Android Nougat’s certificate pinning security mechanism

If you are a pentester like me, chances are you are doing mobile application reviews on Android. One of the most important things to check is the server API. On the other hand we might want to see what possibilities a server has to influence the Android app with its responses. For both the easiest and most straight forward method is to do a Man-In-The-Middle attack in the lab and look at the network traffic. How do we do this if the mobile app uses TLS? Easy, just install a user CA certificate.

Before Android 7 that was straight forward. After you installed the CA certificate, there was a little annoying screen showing a warning in the notifications every time you start up your phone, but it worked fine for everyone. However, starting with Android 7 installing a CA certificate is not affecting mobile apps, I tested that and the official announcement about this user-added certificate security is here. User installed CA certificates won’t be trusted by mobile apps and Android claims there is some security gain from this. So let’s look at this new “security” feature of Google’s Android.

First of all who is affected by this security feature? I think only the defender side has to jump through this hoop. Every real-world attack vector I can think of is not very realistic. First of all, a user would need to fully cooperate to let an attacker exploit this. As Android is not opening the security settings automatically when you download a certificate (like iOS), an attacker would have to convince the user to go to the settings dialogue, go to the security settings, scroll down, tap on “install certificate” and choose the correct file from the file system. Let’s say an attacker will setup a Wi-Fi access point and forces the user to do this or otherwise the user won’t get Internet access. This is the only scenario I can think of where a user might at all consider installing such a certificate. You might say that can happen with non-technical users, but then why don’t we just add a big red warning that websites trying to convince you to install a CA certificate are evil? That would suffice in my opinion. If a user would be so ignorant and install an unknown CA despite the warnings, we are in much bigger trouble. That user will probably also type all his usernames and passwords into any website forms that look remotely like a known login form, has an invalid TLS certificate or doesn’t use TLS at all. So for example the attacker could do easy phishing. For users of personal Android phones this is probably the biggest issue.

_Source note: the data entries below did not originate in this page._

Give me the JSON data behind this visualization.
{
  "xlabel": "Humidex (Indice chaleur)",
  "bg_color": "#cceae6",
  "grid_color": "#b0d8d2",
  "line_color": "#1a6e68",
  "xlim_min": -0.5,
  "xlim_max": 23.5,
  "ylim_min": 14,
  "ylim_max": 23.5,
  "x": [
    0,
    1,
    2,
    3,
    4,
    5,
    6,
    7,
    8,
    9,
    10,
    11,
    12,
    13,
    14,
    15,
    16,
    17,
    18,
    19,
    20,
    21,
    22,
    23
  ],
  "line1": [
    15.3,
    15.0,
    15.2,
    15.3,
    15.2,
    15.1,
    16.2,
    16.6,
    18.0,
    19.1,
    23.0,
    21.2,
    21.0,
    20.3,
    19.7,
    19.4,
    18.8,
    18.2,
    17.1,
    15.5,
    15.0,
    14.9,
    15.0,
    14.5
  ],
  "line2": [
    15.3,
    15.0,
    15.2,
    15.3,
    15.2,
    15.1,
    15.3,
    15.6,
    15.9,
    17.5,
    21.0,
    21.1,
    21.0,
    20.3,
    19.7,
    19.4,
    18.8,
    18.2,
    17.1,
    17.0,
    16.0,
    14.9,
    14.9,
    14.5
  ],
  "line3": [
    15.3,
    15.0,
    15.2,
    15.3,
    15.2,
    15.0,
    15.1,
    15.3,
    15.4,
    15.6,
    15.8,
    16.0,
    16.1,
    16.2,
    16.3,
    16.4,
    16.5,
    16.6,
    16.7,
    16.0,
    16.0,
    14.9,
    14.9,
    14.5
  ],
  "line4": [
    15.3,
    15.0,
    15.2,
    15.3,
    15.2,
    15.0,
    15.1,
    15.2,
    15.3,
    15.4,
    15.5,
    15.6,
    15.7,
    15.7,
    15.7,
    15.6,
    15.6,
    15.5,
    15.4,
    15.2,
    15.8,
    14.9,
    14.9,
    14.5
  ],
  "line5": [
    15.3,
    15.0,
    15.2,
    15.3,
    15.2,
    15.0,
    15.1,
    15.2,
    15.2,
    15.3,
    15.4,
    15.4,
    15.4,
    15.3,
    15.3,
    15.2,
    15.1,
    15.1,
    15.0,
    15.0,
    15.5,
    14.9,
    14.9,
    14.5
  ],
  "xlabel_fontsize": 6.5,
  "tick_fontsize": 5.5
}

But let’s also consider corporate Android phones. I understand that administrators don’t want their users to decide on such a security critical topic. But why doesn’t Android just implement an Administrator API rule that would disabling installation of user CA certificates and delete all already installed ones on managed phones? There is already an Administration API that does various such things.

Secondly, why does Android think that a user installed certificate is less trusted than the hundreds of preinstalled, nation-state-attacker-owned CAs? Your Android already comes with various preinstalled CAs, which are not very thrustworthy in my opinion.

It seems Android is raising the bar for defenders, not for attackers. I don’t believe Android is defending against any real attack vector. It boarders to pretending to do security (snakeoil).

On the other hand I know how to disassemble an app and reassemble it to circumvent this new security feature. There are also Android apps that will allow you to install CA certificates in the root CA store on rooted phones, which is by far the best solution on rooted phones. Use Magisk and you have your perfect phone for security analysis.

I thought I’ve seen many strange Android security decisions, this is exceptional. Or is it just me?